Thursday, April 24, 2014

Eric, I tried to help but I failed you

The school system failed you. I remember when you were this little boy in school with my son. You caught my eye. You were different from all the other kids. You reminded me...of me. Your beautiful eyes often haunted, empty. I could see your pain. I don't know who was hurting you or how, but I knew someone was being very cruel to you.
 You were the first abused kid I spoke out for. At recess, amongst flying basketballs and kids shouting your name, you stood there, dissociate, blank and very far away. 
 I was so sure. I mustered huge courage and sat down with the school administrator. I said "Eric needs help. I think he is being abused." I made my case, reporting all the signs and symptoms. I dont know if the school ever investigated or called protective services.
Maybe that's a call I should have made. I didn't know what else to do.
 After that, every time I saw him, I would smile, say hi and pat his shoulder. I wanted him to know I cared.
 Eric killed himself in prison yesterday. He had murdered a police officer and had recently been sentenced to life.

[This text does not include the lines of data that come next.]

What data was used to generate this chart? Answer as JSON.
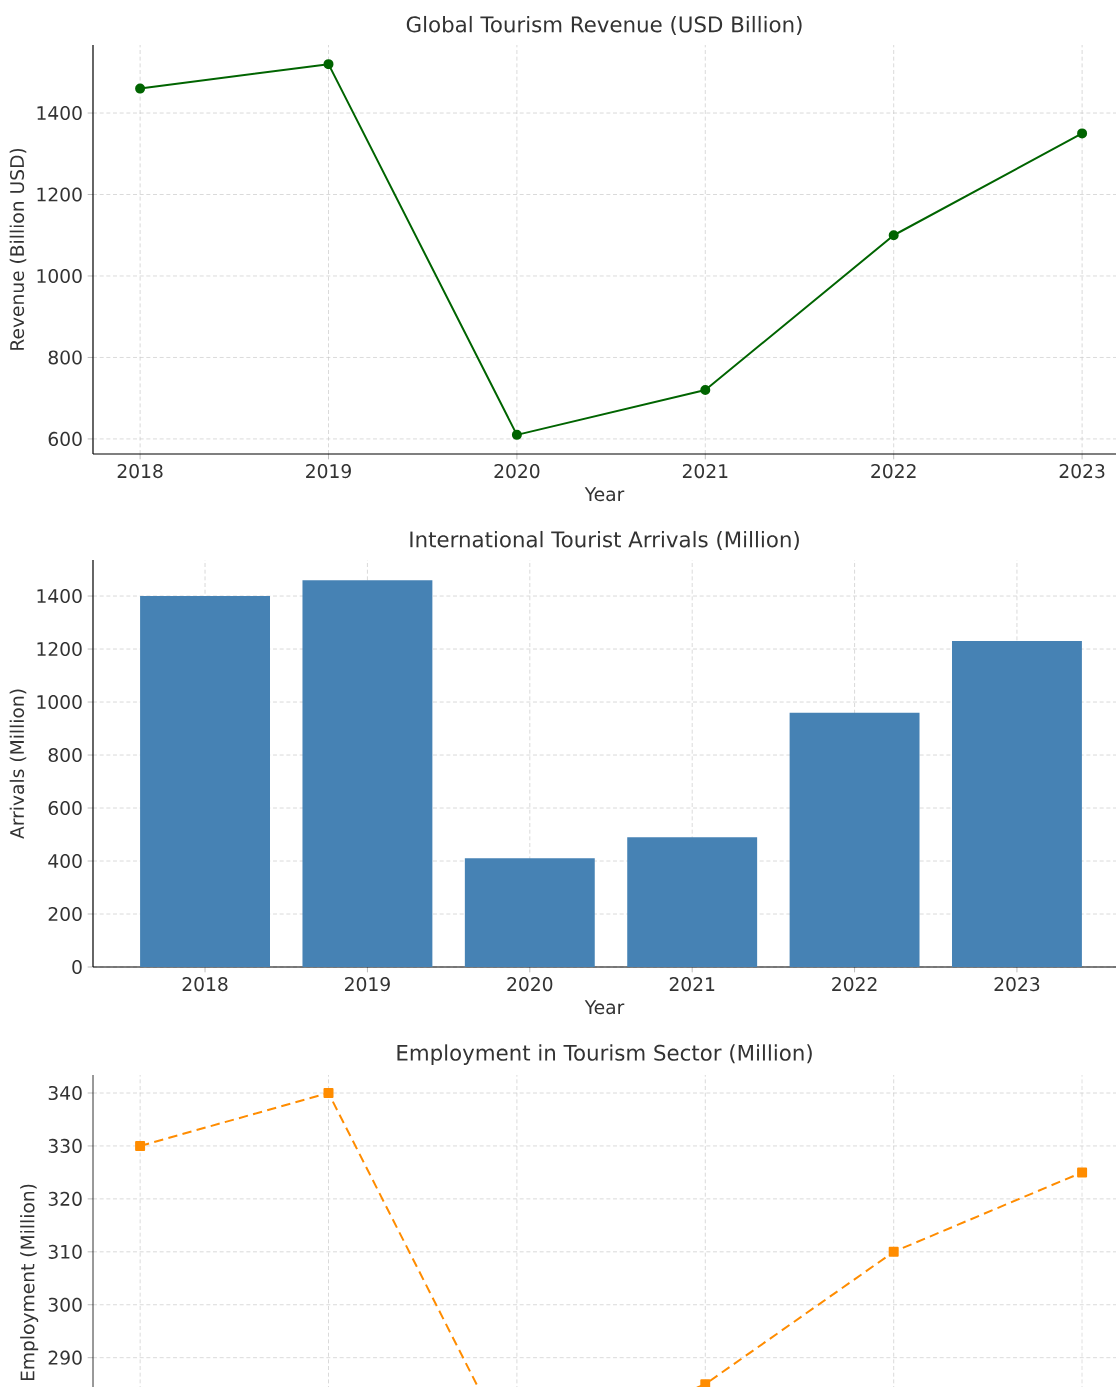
{
  "chart_data": [
    {
      "type": "line",
      "title": "Global Tourism Revenue (USD Billion)",
      "xlabel": "Year",
      "ylabel": "Revenue (Billion USD)",
      "x": [
        2018,
        2019,
        2020,
        2021,
        2022,
        2023
      ],
      "values": [
        1460,
        1520,
        610,
        720,
        1100,
        1350
      ],
      "color": "#006400",
      "xlim": [
        2017.75,
        2023.18
      ],
      "xticks": [
        2018,
        2019,
        2020,
        2021,
        2022,
        2023
      ],
      "ylim": [
        563,
        1567
      ],
      "yticks": [
        600,
        800,
        1000,
        1200,
        1400
      ],
      "grid": true,
      "marker": "circle",
      "line_style": "solid"
    },
    {
      "type": "bar",
      "title": "International Tourist Arrivals (Million)",
      "xlabel": "Year",
      "ylabel": "Arrivals (Million)",
      "categories": [
        "2018",
        "2019",
        "2020",
        "2021",
        "2022",
        "2023"
      ],
      "values": [
        1400,
        1460,
        410,
        490,
        960,
        1230
      ],
      "color": "#4682b4",
      "ylim": [
        0,
        1536
      ],
      "yticks": [
        0,
        200,
        400,
        600,
        800,
        1000,
        1200,
        1400
      ],
      "grid": true
    },
    {
      "type": "line",
      "title": "Employment in Tourism Sector (Million)",
      "ylabel": "Employment (Million)",
      "x": [
        2018,
        2019,
        2020,
        2021,
        2022,
        2023
      ],
      "values": [
        330,
        340,
        270,
        285,
        310,
        325
      ],
      "color": "#ff8c00",
      "xlim": [
        2017.75,
        2023.18
      ],
      "xticks": [
        2018,
        2019,
        2020,
        2021,
        2022,
        2023
      ],
      "ylim": [
        265,
        343.4
      ],
      "yticks": [
        290,
        300,
        310,
        320,
        330,
        340
      ],
      "grid": true,
      "marker": "square",
      "line_style": "dashed",
      "tick_labels": "y"
    }
  ]
}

Every time I saw his face, those eyes, on tv, something was familiar, I just didn't know what. 
 Now I know.
I knew something very bad was happening to Eric. I did my best to try and get help. I didn't do enough. I failed this innocent young boy. His parents/ guardians failed him. The teachers, administrators and bystanders who knew he was being hurt, failed him.
 For Gods sake, call child protective services if you suspect a child is being hurt. 
 A police officer lost his life. Eric's son will never know his dad. 
 Child Abuse Kills
  Do Something
Say Something
In memory of Eric. May you rest in peace. No one can hurt you anymore.